Mas os filmes de monstros vão muito além do terror, indo da comédia e da fantasia à ficção científica, e Del Toro soube capitalizar esse romance do cinema. “Os monstros nem sempre são aterrorizantes ou malvados. Os monstros da Pixar em Monstros S.A., assim como o personagem principal de Um hóspede do barulho, eram encantadores e doces”, escreve John Landis, diretor de Um lobisomem americano em Londres (1981), em seu livro Monsters in the movies (Monstros nos filmes). “Inclusive o monstro mais famoso de todos, o Frankenstein retratado por Boris Karloff” em 1931, “é vulnerável e compassivo”.
O filme mudo alemão O Golem (1915), de Paul Wegener, é considerado o primeiro filme de criaturas, e Nosferatu, um dos longas de terror mais emblemáticos da Alemanha, chegou sete anos depois. Nos anos 1930, os cineastas americanos se entusiasmaram com o tema e realizaram uma série de contos góticos com influência alemã, sobre Drácula, Frankenstein, a Múmia e o Homem Invisível.
Décadas depois, filmes como Jurassic Park: Parque dos dinossauros (1993), Cloverfield - Monstro (2008), O Caçador de Troll (2010) e Círculo de fogo (2013), de Del Toro, foram sucessos de crítica e comercial. King Kong (1933), talvez a fera mais famosa de todas, se tornou um ícone cultural através de vários filmes, com as versões mais recentes, King Kong (2005) e Kong: A ilha da Caveira (2017), arrecadando mais de US$ 1 bilhão no mundo todo.
Paranoia nuclear O filme do pioneiro dos efeitos visuais Ray Harryhausen O monstro do mar (1953) marcou o começo da onda de criaturas dos anos 1950, capitalizando a paranoia nuclear da época. O monstro da lagoa negra (1954) serviu de inspiração para a aparência do humanoide anfíbio de Del Toro em A forma da água.

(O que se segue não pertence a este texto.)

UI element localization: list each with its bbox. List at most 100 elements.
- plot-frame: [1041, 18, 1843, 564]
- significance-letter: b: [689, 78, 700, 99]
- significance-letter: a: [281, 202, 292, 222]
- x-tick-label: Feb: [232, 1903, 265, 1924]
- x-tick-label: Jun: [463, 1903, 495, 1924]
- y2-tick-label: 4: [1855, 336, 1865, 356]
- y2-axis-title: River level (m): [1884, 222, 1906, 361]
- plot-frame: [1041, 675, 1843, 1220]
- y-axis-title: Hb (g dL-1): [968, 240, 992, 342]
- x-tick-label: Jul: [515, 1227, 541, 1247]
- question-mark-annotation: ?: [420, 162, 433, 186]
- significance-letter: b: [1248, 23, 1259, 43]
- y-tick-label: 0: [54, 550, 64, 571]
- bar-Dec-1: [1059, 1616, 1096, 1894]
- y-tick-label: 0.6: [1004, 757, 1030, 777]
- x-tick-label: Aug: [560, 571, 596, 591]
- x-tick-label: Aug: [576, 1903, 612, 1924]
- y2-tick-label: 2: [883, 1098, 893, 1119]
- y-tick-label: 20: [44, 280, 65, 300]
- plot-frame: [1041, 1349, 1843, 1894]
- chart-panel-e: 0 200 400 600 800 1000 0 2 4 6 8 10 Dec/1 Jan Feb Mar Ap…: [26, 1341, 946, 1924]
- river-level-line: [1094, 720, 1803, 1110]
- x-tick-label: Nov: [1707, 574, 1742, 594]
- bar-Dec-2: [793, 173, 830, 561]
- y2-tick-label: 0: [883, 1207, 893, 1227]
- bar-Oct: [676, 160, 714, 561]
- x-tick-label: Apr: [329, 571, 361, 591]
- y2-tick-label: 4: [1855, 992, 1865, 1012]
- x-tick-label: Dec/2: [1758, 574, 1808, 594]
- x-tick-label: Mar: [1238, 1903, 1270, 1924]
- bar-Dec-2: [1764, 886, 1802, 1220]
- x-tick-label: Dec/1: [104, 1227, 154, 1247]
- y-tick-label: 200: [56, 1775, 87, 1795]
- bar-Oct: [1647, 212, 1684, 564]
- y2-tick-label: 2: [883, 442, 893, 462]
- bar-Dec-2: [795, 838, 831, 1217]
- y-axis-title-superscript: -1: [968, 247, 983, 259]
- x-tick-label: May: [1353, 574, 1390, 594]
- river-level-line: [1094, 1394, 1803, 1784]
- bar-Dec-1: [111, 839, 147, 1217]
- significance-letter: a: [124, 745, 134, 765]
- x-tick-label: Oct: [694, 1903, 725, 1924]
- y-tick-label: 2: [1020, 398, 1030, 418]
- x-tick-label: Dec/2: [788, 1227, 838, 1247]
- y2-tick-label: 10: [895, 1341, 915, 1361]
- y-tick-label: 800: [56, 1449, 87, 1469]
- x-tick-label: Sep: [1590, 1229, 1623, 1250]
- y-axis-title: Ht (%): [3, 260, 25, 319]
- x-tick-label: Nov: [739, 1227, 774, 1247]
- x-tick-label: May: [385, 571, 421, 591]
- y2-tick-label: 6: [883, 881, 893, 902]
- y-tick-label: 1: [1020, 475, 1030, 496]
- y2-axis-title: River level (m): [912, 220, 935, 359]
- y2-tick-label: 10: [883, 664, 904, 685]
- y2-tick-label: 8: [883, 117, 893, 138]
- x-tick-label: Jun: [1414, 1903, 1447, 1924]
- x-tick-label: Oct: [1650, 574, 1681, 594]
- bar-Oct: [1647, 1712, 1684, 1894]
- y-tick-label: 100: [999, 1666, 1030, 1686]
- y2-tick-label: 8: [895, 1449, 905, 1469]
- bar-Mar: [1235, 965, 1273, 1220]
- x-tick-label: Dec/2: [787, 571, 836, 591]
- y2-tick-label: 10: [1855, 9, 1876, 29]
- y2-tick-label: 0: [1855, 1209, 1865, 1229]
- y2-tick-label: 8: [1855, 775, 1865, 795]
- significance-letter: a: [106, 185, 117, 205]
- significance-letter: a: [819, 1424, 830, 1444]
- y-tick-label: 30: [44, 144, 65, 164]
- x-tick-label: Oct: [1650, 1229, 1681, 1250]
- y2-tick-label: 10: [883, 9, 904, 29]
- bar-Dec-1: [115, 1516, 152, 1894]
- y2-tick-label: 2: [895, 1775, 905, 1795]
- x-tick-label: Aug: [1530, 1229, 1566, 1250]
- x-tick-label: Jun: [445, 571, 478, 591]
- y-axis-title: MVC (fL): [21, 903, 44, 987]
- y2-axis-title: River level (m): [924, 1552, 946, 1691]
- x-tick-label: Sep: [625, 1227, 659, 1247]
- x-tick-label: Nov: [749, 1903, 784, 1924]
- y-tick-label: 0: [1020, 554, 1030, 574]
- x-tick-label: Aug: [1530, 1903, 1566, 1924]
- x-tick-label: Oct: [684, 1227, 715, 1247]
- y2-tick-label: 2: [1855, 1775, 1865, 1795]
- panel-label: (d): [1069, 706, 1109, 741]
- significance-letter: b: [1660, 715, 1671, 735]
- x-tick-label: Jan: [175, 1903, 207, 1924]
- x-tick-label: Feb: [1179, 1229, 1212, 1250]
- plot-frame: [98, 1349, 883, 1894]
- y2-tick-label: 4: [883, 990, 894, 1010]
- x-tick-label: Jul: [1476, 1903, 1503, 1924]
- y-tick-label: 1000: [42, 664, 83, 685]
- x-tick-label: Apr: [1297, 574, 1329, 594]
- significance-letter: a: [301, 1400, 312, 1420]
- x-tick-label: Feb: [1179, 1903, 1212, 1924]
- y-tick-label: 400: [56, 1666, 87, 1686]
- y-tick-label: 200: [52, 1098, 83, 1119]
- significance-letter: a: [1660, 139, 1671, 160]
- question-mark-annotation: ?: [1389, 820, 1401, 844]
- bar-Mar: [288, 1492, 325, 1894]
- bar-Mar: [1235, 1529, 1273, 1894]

“King Kong é uma criatura horrível e ameaçadora, que faz coisas perigosas, e no entanto você não consegue evitar ter certo nível de compaixão”, afirma. Mas os demônios nem sempre são sucesso no cinema, e entre os fracassos Phillips destacou A múmia (2017). A ideia era que a história de ação protagonizada por Tom Cruise lançaria a franquia Dark universe, da Universal, retomando todos os seus monstros clássicos, mas o filme obteve uma aprovação de 16% no site de críticas Rotten Tomatoes e perdeu cerca de US$ 95 milhões.
“É engraçado que, no mesmo ano, Guillermo del Toro lance um filme que é uma bonita carta de amor para essa época, que realmente captura o espírito de todos esses monstros belamente”, avalia Phillips. Para o acadêmico, A forma da água resultou ser o antídoto perfeito para as guerras culturais dos Estados Unidos e as contínuas mensagens de certos políticos sobre “temer o outro”.
“Temos este filme que conta uma bonita história de amor, sobre duas entidades que se sentem desconectadas e não parte do mundo, e de alguma forma são capazes de fechar essa brecha”, aponta. Mas nem todos os filmes que se destacam ganham o Oscar, e um dos maiores trunfos de A forma da água, segundo críticos, é que ele é inofensivo.
Embora não tenha sido tão querido quanto o indicado a melhor filme Três anúncios para um crime, tampouco foi odiado. “Três anúncios para um crime foi aclamado pela crítica, mas é provável que tenha obtido muitos votos negativos por como parece absolver um de seus personagens principais, um policial violento e racista.”
Daniel Montgomery, do site Gold Derby, disse que esperava que A forma da água ganhasse o prêmio de melhor filme apesar de seu “romance pouco convencional entre espécies”.